Hacker News new | ask | show | jobs
by pedrozieg 187 days ago
What I like about this writeup is that it surfaces a tension most “let’s build a compiler” tutorials skip: the AST is both a data structure and a UX boundary. Super-flat layouts are fantastic for cache and memory, but they’re hostile to all the things humans care about (debuggable shapes, easy instrumentation, ad-hoc traversals, “just print this node and its children” in a debugger). A lot of production compilers quietly solve that by having two tiers: a nice, inefficient tree for diagnostics and early passes, and increasingly flattened / interned / arena-allocated forms as you move toward optimization and codegen.

The interesting question for me is where the crossover is now that IDEs and incremental compilation dominate the workload.

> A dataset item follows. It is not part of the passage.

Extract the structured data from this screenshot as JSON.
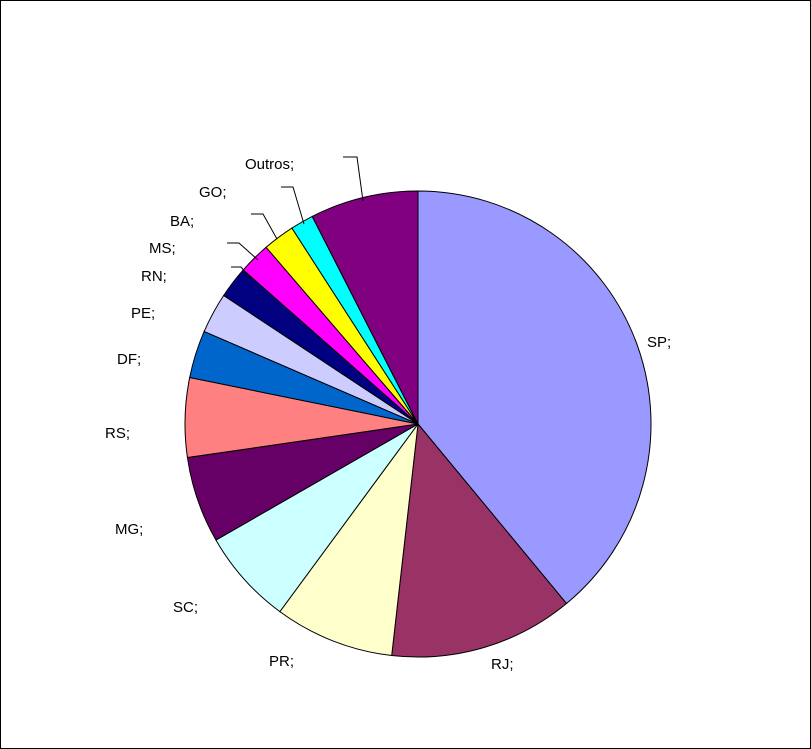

If your front-end is effectively a long-running service, it might be worth keeping a friendlier AST around and only using a super-flat representation for hot paths like analysis passes or bulk refactors. Otherwise you risk saving a few hundred MB while spending engineer-months making every new pass fight the layout.

1 comments

What about this representation is hostile to humans and ad-hoc traversals? Don't convenience "getters" basically solve usability?

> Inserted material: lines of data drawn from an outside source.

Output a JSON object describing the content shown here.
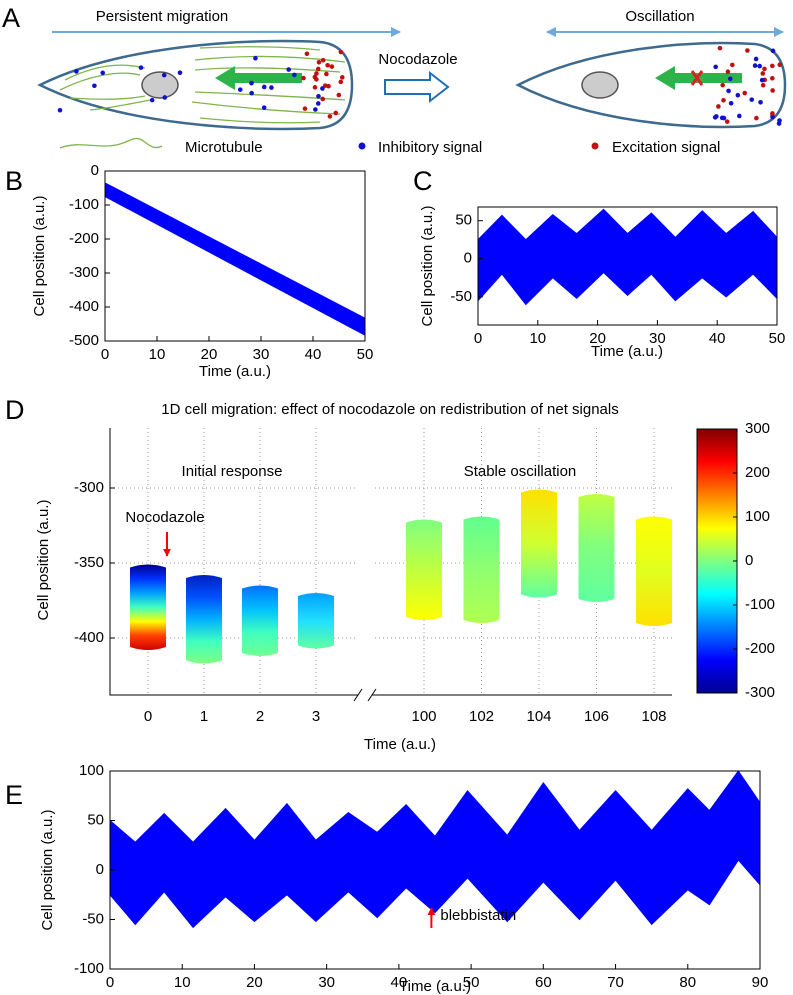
{
  "figure": {
    "panel": "A",
    "left_label": "Persistent migration",
    "middle_label": "Nocodazole",
    "right_label": "Oscillation",
    "legend": [
      "Microtubule",
      "Inhibitory signal",
      "Excitation signal"
    ]
  },
  "chart_data": [
    {
      "panel": "B",
      "type": "band",
      "color": "#0000ff",
      "x": [
        0,
        50
      ],
      "upper": [
        -35,
        -433
      ],
      "lower": [
        -75,
        -483
      ],
      "xlim": [
        0,
        50
      ],
      "ylim": [
        -500,
        0
      ],
      "xticks": [
        0,
        10,
        20,
        30,
        40,
        50
      ],
      "yticks": [
        -500,
        -400,
        -300,
        -200,
        -100,
        0
      ],
      "xlabel": "Time (a.u.)",
      "ylabel": "Cell position (a.u.)"
    },
    {
      "panel": "C",
      "type": "band",
      "color": "#0000ff",
      "x": [
        0,
        4,
        8,
        12.5,
        16.5,
        21,
        25,
        29,
        33,
        37.5,
        41.5,
        46,
        50
      ],
      "upper": [
        25,
        57,
        25,
        58,
        33,
        65,
        33,
        60,
        28,
        63,
        33,
        62,
        28
      ],
      "lower": [
        -55,
        -20,
        -60,
        -25,
        -52,
        -18,
        -48,
        -20,
        -55,
        -25,
        -50,
        -20,
        -52
      ],
      "xlim": [
        0,
        50
      ],
      "ylim": [
        -87,
        68
      ],
      "xticks": [
        0,
        10,
        20,
        30,
        40,
        50
      ],
      "yticks": [
        -50,
        0,
        50
      ],
      "xlabel": "Time (a.u.)",
      "ylabel": "Cell position (a.u.)"
    },
    {
      "panel": "D",
      "type": "range_bar",
      "title": "1D cell migration: effect of nocodazole on redistribution of net signals",
      "categories": [
        "0",
        "1",
        "2",
        "3",
        "100",
        "102",
        "104",
        "106",
        "108"
      ],
      "high": [
        -351,
        -358,
        -365,
        -370,
        -321,
        -319,
        -301,
        -304,
        -319
      ],
      "low": [
        -408,
        -417,
        -412,
        -407,
        -388,
        -390,
        -373,
        -376,
        -392
      ],
      "gradients": [
        [
          "#000090",
          "#0030ff",
          "#00a0ff",
          "#40ffc0",
          "#ffff00",
          "#ff4000",
          "#d00000"
        ],
        [
          "#0020c0",
          "#0050ff",
          "#00b0ff",
          "#40ffc0",
          "#80ff80"
        ],
        [
          "#0070ff",
          "#00c0ff",
          "#40ffc0",
          "#70ff90"
        ],
        [
          "#00a0ff",
          "#20e0ff",
          "#60ffa0"
        ],
        [
          "#80ff80",
          "#c0ff40",
          "#ffff00"
        ],
        [
          "#60ff90",
          "#90ff70",
          "#b0ff50"
        ],
        [
          "#ffe000",
          "#d0ff30",
          "#60ffa0"
        ],
        [
          "#c0ff40",
          "#80ff80",
          "#60ffa0"
        ],
        [
          "#ffff00",
          "#e0ff20",
          "#ffe000"
        ]
      ],
      "ylim": [
        -438,
        -260
      ],
      "yticks": [
        -400,
        -350,
        -300
      ],
      "grid": true,
      "group_labels": [
        "Initial response",
        "Stable oscillation"
      ],
      "annotation": {
        "text": "Nocodazole",
        "color": "#ff0000"
      },
      "colorbar": {
        "lim": [
          -300,
          300
        ],
        "ticks": [
          -300,
          -200,
          -100,
          0,
          100,
          200,
          300
        ],
        "colors": [
          "#00008f",
          "#0000ff",
          "#0080ff",
          "#00ffff",
          "#80ff80",
          "#ffff00",
          "#ff8000",
          "#ff0000",
          "#800000"
        ]
      },
      "xlabel": "Time (a.u.)",
      "ylabel": "Cell position (a.u.)"
    },
    {
      "panel": "E",
      "type": "band",
      "color": "#0000ff",
      "x": [
        0,
        3.5,
        7.5,
        11.5,
        16,
        20,
        24.5,
        28.5,
        33,
        37,
        41,
        45,
        49.5,
        55,
        60,
        65,
        70,
        75,
        80,
        83,
        87,
        90
      ],
      "upper": [
        50,
        28,
        57,
        28,
        62,
        30,
        67,
        30,
        58,
        38,
        66,
        34,
        80,
        35,
        88,
        40,
        80,
        40,
        82,
        60,
        100,
        68
      ],
      "lower": [
        -25,
        -55,
        -22,
        -58,
        -27,
        -52,
        -25,
        -52,
        -22,
        -48,
        -18,
        -43,
        -8,
        -52,
        -12,
        -50,
        -10,
        -55,
        -20,
        -35,
        10,
        -15
      ],
      "xlim": [
        0,
        90
      ],
      "ylim": [
        -100,
        100
      ],
      "xticks": [
        0,
        10,
        20,
        30,
        40,
        50,
        60,
        70,
        80,
        90
      ],
      "yticks": [
        -100,
        -50,
        0,
        50,
        100
      ],
      "annotation": {
        "text": "blebbistatin",
        "color": "#ff0000"
      },
      "xlabel": "Time (a.u.)",
      "ylabel": "Cell position (a.u.)"
    }
  ]
}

(author here) If you run the parser under a debugger like lldb, then attempt to inspect the AST of a program, it appears as an array of u64. Not very useful, unless you work on special support for debuggers (such as a python script to unpack it in lldb). Compare that to a tree of pointers, you can "expand" nodes without any extra effort.
I guess that makes sense. But I don't ever look at AST in a debugger, and if I needed to, I'd just write some python helpers.